If you are using the MCHP stack then make sure you have the latest version of the stack that includes the bug fixes for ENC28J60 Errata B4.
If you are using "roll your own" hardware check that you have used the correct pinouts for the RJ45 for your specific model connector. There are multiple RJ45 with embedded magnetics on the market and most ARE NOT interchangeable because of different pinouts.
A commmon problem with "roll your own" hardware implementations is the transposition of the receive wires or the transmit wires (+ to -). The ENC28J60 is meant to be able to handle this but it cannot.
If you have modified MCHP sample code then do not forget that their implementation is a cooperative multitasking statemachine approach. If you PIC code "is doing other stuff" then the Ethernet logic does not get processed. If you are "doing other stuff" too long then the receive buffer space on the ENC may fill and the ENC will discard packets. If you are on a busy network segment, one with lots of broadcast and multicast traffic, then it is easy to overrun the receive buffers. This then requires the upper layer protocols (TCP and above) to attempt recover after timers have popped etc.

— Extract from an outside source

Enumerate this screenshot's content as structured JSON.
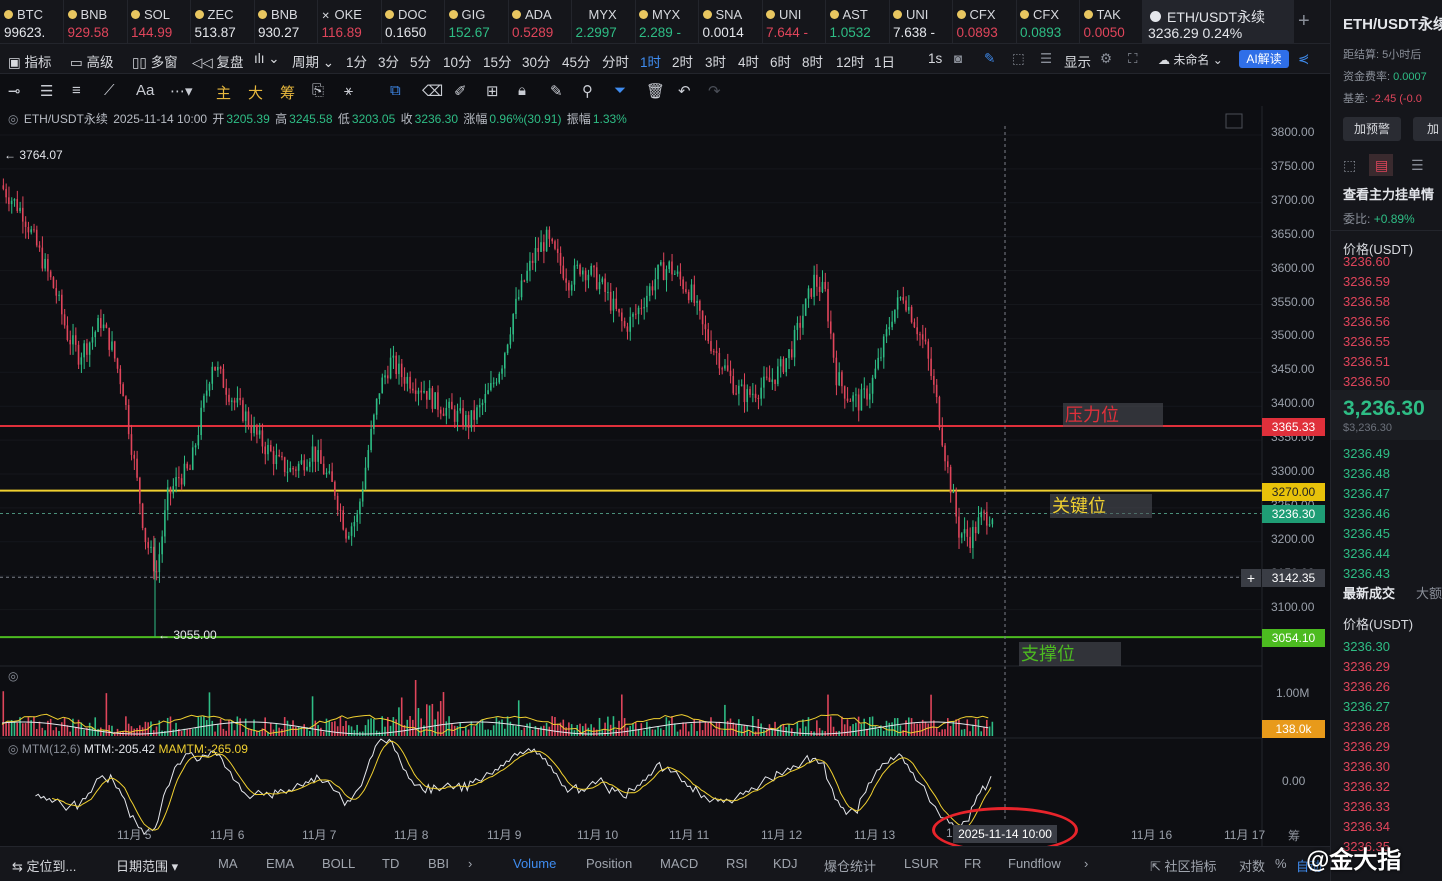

MCHPs stack is a great starting point but if you want a performance or need a reliable, deterministic production system, it is not good enough - you need to determine what is the minimal set of network functions required to meet your applications requirements. For example, using a web brower from end to interface to a PIC great for proof of concept demo etc but naturally it assumes a human at one end of the link. If you want machine - to - machine interface then there is no way you would add the complexity of a HTTP stack implementation just to set and get a few data points.
I think MCHP have provided a good prototyping tool with their stack.